Categories of Special Interest

Architectural, Artistic, Social, Technical


Original Use

Gate lodge


Date

1830 - 1850


Coordinates

316635, 236849


Date Recorded

28/10/2017


Date Updated

--/--/--


Description

Former entrance, now disused, to St. Joseph's School (formerly Drumcondra Castle), erected c. 1840 and comprising detached three-bay single-storey gate lodge with central projecting porch, and having return and enclosed yard to rear (north). Hipped natural slate roof with clay ridge tiles, partly hidden behind rendered castellated parapet with carved granite capping, central rendered chimneystack with terracotta pot, and some cast-iron rainwater goods. Ruled-and-lined rendered walling with moulded render stringcourse below parapet. Square-headed window openings with cut granite sills, chamfered reveals and render hood-mouldings, and replacement windows. Square-headed doorway with chamfered reveals and timber panelled door with glazed panel. Double-leaf cast-iron vehicular gate with foliate details and fleur-de-lis finials, flanked by octagonal-plan cut granite piers with castellated parapets and ornate wrought-iron pediment. Cut granite screen walls with castellated parapets and square-headed doorways, and single-leaf cast-iron gates with carved hood-mouldings. Pebbledashed rendered boundary wall to Grace Park Road.

Appraisal

This small former gate lodge to Drumcondra Castle, later St.

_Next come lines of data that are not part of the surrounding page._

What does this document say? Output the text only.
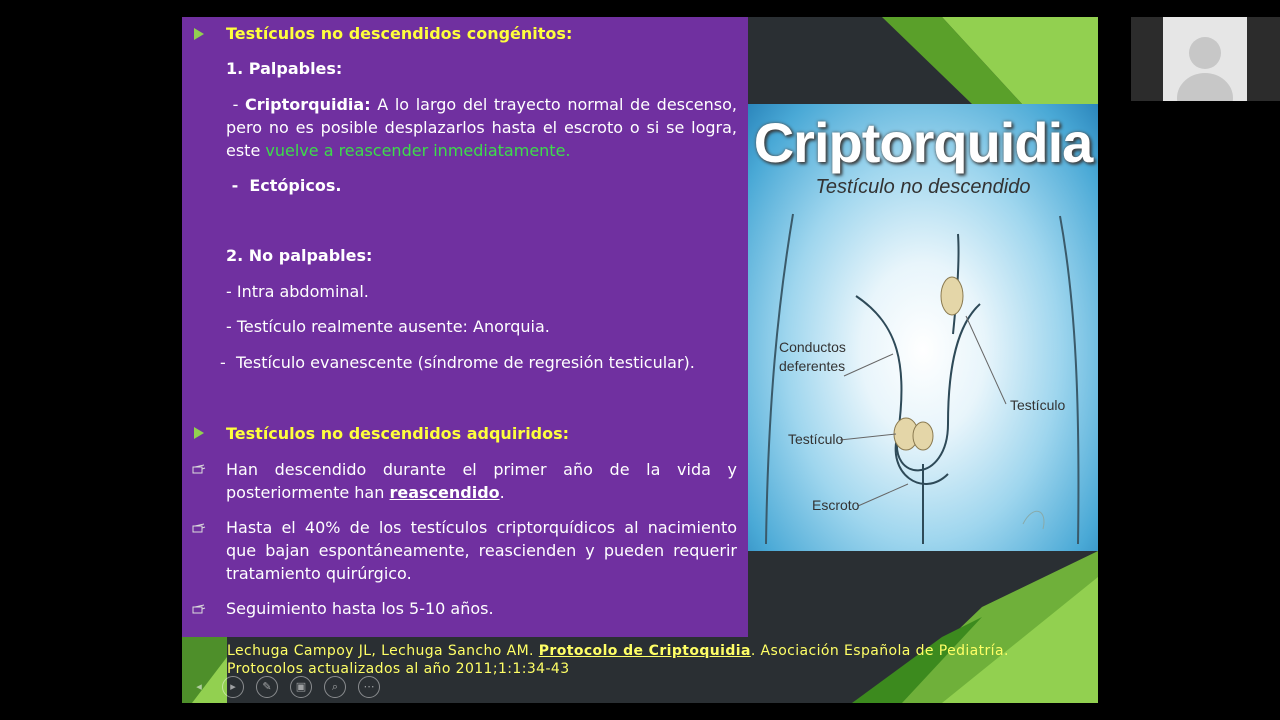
Testículos no descendidos congénitos:
1. Palpables:
- Criptorquidia: A lo largo del trayecto normal de descenso, pero no es posible desplazarlos hasta el escroto o si se logra, este vuelve a reascender inmediatamente.
-  Ectópicos.
2. No palpables:
- Intra abdominal.
- Testículo realmente ausente: Anorquia.
-  Testículo evanescente (síndrome de regresión testicular).
Testículos no descendidos adquiridos:
Han descendido durante el primer año de la vida y posteriormente han reascendido.
Hasta el 40% de los testículos criptorquídicos al nacimiento que bajan espontáneamente, reascienden y pueden requerir tratamiento quirúrgico.
Seguimiento hasta los 5-10 años.
Criptorquidia
Testículo no descendido
Conductos deferentes
Testículo
Testículo
Escroto
Lechuga Campoy JL, Lechuga Sancho AM. Protocolo de Criptoquidia. Asociación Española de Pediatría. Protocolos actualizados al año 2011;1:1:34-43
◂	▸	✎	▣	⌕	⋯
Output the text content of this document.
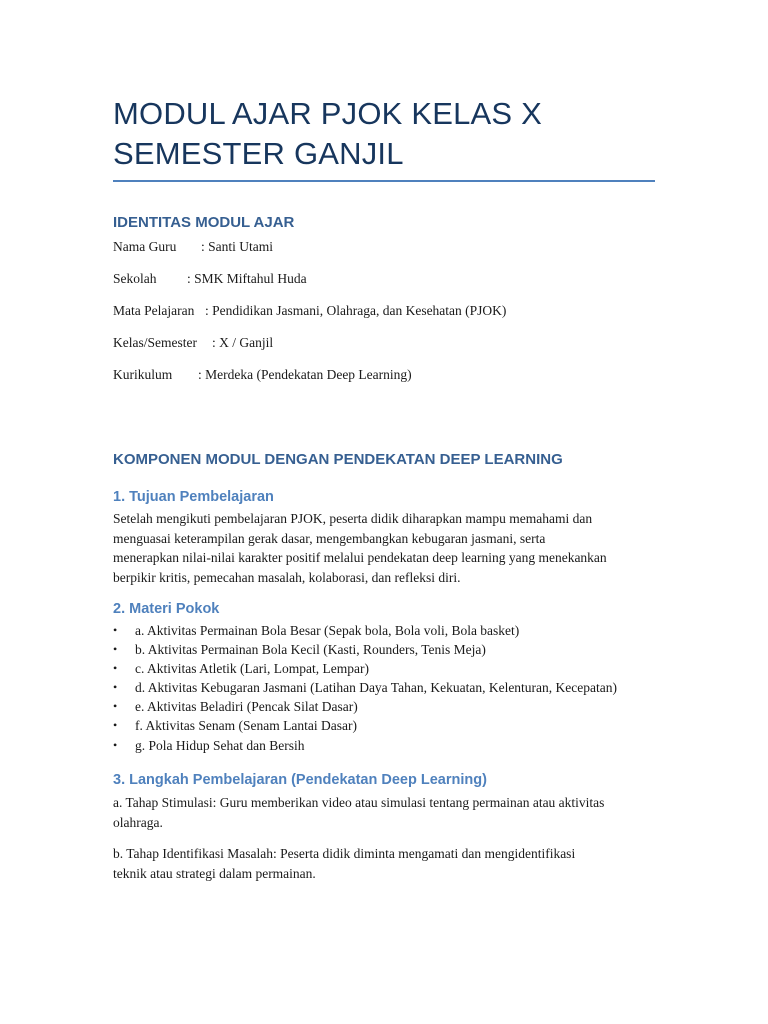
MODUL AJAR PJOK KELAS X SEMESTER GANJIL
IDENTITAS MODUL AJAR
Nama Guru : Santi Utami
Sekolah : SMK Miftahul Huda
Mata Pelajaran : Pendidikan Jasmani, Olahraga, dan Kesehatan (PJOK)
Kelas/Semester : X / Ganjil
Kurikulum : Merdeka (Pendekatan Deep Learning)
KOMPONEN MODUL DENGAN PENDEKATAN DEEP LEARNING
1. Tujuan Pembelajaran
Setelah mengikuti pembelajaran PJOK, peserta didik diharapkan mampu memahami dan
menguasai keterampilan gerak dasar, mengembangkan kebugaran jasmani, serta
menerapkan nilai-nilai karakter positif melalui pendekatan deep learning yang menekankan
berpikir kritis, pemecahan masalah, kolaborasi, dan refleksi diri.
2. Materi Pokok
• a. Aktivitas Permainan Bola Besar (Sepak bola, Bola voli, Bola basket)
• b. Aktivitas Permainan Bola Kecil (Kasti, Rounders, Tenis Meja)
• c. Aktivitas Atletik (Lari, Lompat, Lempar)
• d. Aktivitas Kebugaran Jasmani (Latihan Daya Tahan, Kekuatan, Kelenturan, Kecepatan)
• e. Aktivitas Beladiri (Pencak Silat Dasar)
• f. Aktivitas Senam (Senam Lantai Dasar)
• g. Pola Hidup Sehat dan Bersih
3. Langkah Pembelajaran (Pendekatan Deep Learning)
a. Tahap Stimulasi: Guru memberikan video atau simulasi tentang permainan atau aktivitas
olahraga.
b. Tahap Identifikasi Masalah: Peserta didik diminta mengamati dan mengidentifikasi
teknik atau strategi dalam permainan.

Joseph's School, offers an intriguing introduction to the varied and expansive complex beyond. The lodge retains its early form and character, especially evident in the castellated parapet, and is greatly complemented by the large and imposing entrance ensemble, in which the crenellated detail is echoed. The highly decorative cast-iron gates and wrought-iron pediment, which formerly displayed the name 'St. Joseph's School', attest to the skill and artisanship in metalwork in the late nineteenth century, lending technical as well as visual interest to the composition. As was often the case with these structures, the architectural character of the lodge echoed that employed in the castle which it served. Both buildings remained in residential use until 1882 when the Carmelite Brothers founded St. Joseph's 'Male Blind Asylum'.